At month 12, the observed treatment interval was ≥ 8 weeks for 65.2% of patients. 37.0% of patients even reached a treatment interval of at least 12 weeks at month 24. However, patients with premature cessation of IVT-AFL therapy due to the absence of disease activity were not considered in the observed cases analysis at 24 months. Even though individual criteria may have slightly varied among the study sites, the majority of patients with treatment suspension due to success had consecutive injections at intervals of at least 12 weeks or longer without any disease recurrence before treatment was suspended. On the other hand, 38% of patients required treatment more frequently than every 8 weeks after 24 months of treatment. This is more intense treatment than the standard treatment label allowed in most countries except Switzerland. This study convincingly corroborates that one fixed treatment paradigm does not fit all, and that a considerable number of patients need more frequent injections than every 8 weeks. The level of intraocular VEGF suppression need varies from patient to patient, which confirms the content of specific individually different VEGF suppression times for patients6. These findings are also important for future clinical nAMD studies, which should allow IVT-AFL treatment intervals of less than 8 weeks.

Besides the aforementioned aspects, it is interesting to compare our study results with those reported in the ALTAIR22 and ARIES23 studies with a focus on the baseline visual acuity and the geographic area of the study.

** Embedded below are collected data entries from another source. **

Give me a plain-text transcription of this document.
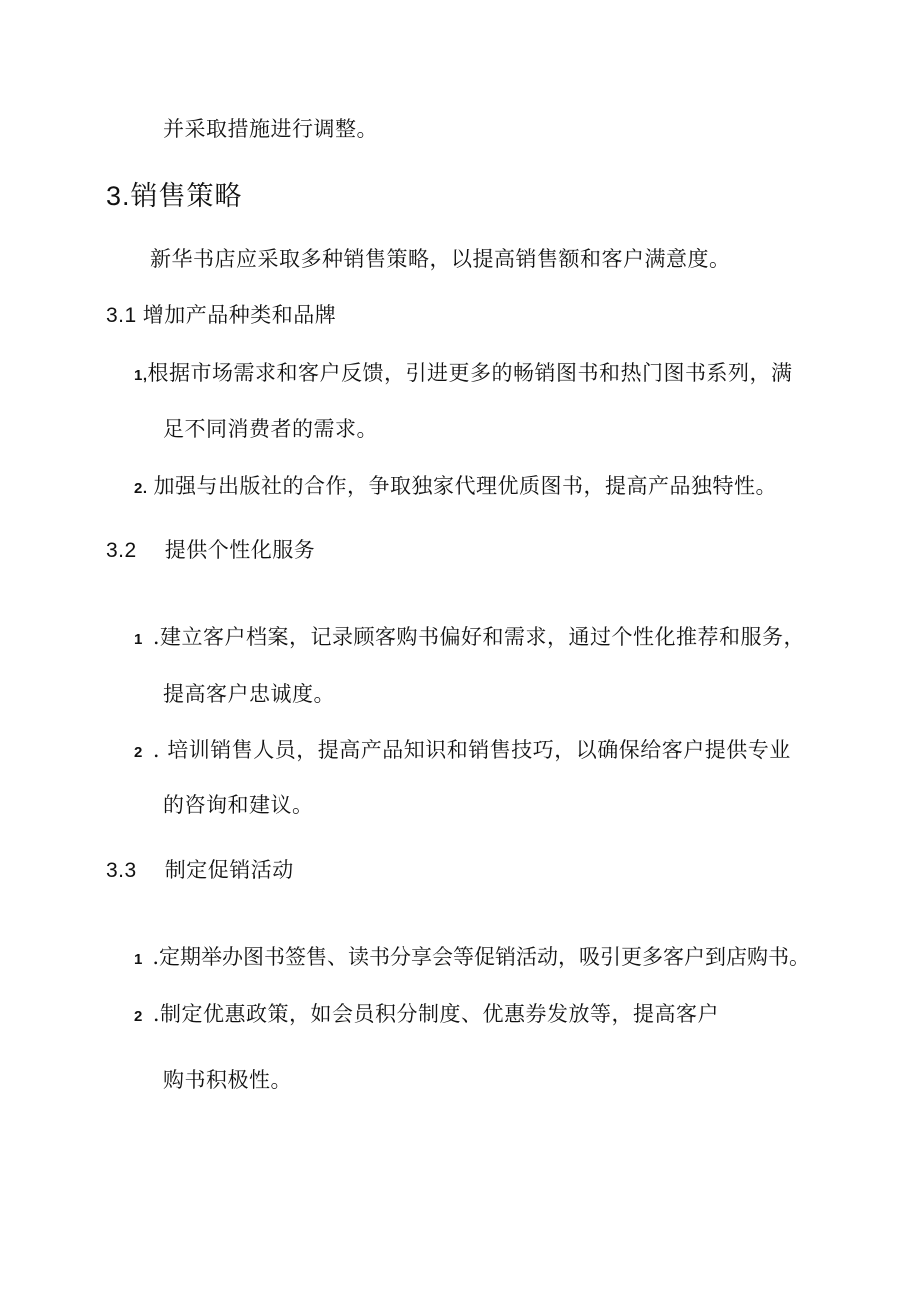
并采取措施进行调整。
3.销售策略
新华书店应采取多种销售策略，以提高销售额和客户满意度。
3.1 增加产品种类和品牌
1,根据市场需求和客户反馈，引进更多的畅销图书和热门图书系列，满
足不同消费者的需求。
2. 加强与出版社的合作，争取独家代理优质图书，提高产品独特性。
3.2 提供个性化服务
1 .建立客户档案，记录顾客购书偏好和需求，通过个性化推荐和服务，
提高客户忠诚度。
2 . 培训销售人员，提高产品知识和销售技巧，以确保给客户提供专业
的咨询和建议。
3.3 制定促销活动
1 .定期举办图书签售、读书分享会等促销活动，吸引更多客户到店购书。
2 .制定优惠政策，如会员积分制度、优惠券发放等，提高客户
购书积极性。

In these studies, T&E regimens were used after a loading phase consisting of 3 monthly AFL injections and an 8-weekly interval. Whereas ALTAIR was conducted in Japan and compared 2-weekly and 4-weekly extension intervals, the ARIES study population was predominantly Caucasian and differences between an early switch to T&E and a late switch were investigated. The letter gain at 12 months in the ALTAIR study was 8.4–9.0 letters, similar to our results, but with fewer injections (6.9–7.2). This might be explained by the lower baseline visual acuity (55 ETDRS letters) and a higher proportion of PCV (37% vs 8%), which in our study had the highest gain in BCVA. In line with this observation, during the second year only 3.6 AFL injections were necessary to maintain the vision gain. The mean last treatment interval was almost 2 weeks longer in ALTAIR both at 12 and 24 months, and the proportion of patients with a last interval > 12 weeks was considerably higher (42–50% and 57–60% at 12 months and 24 months, respectively). Overall, the results in the ARIES study are more similar to our findings. The letter gain from baseline was 4.3–7.9 letters at 24 months, which is comparable to the 5.0 letters in our sample. Equally, the number of AFL injections over 104 weeks was 12–13 treatments, similar to the 13.7 injections reported here. The close replication of ARIES findings in our study might be due to similar baseline visual acuity (61 letters) and the common Caucasian background. Of note, in all these T&E studies, the maximal treatment interval does not change much anymore between 12 and 24 months, a finding also replicated in our study.

There are some limitations which are mainly due to the observational study design, prohibiting predefined study assessments as well as timing of visits, and the partly retrospective collection of data. On the other hand, these aspects prevented any type of influence on investigators´ decisions and helped to underpin the study´s real life setting.

In conclusion, the presented data show that a T&E regimen using AFL in Swiss routine practice resulted in anatomic and functional outcomes similar to those from prospective registration trials of AFL for nAMD treatment.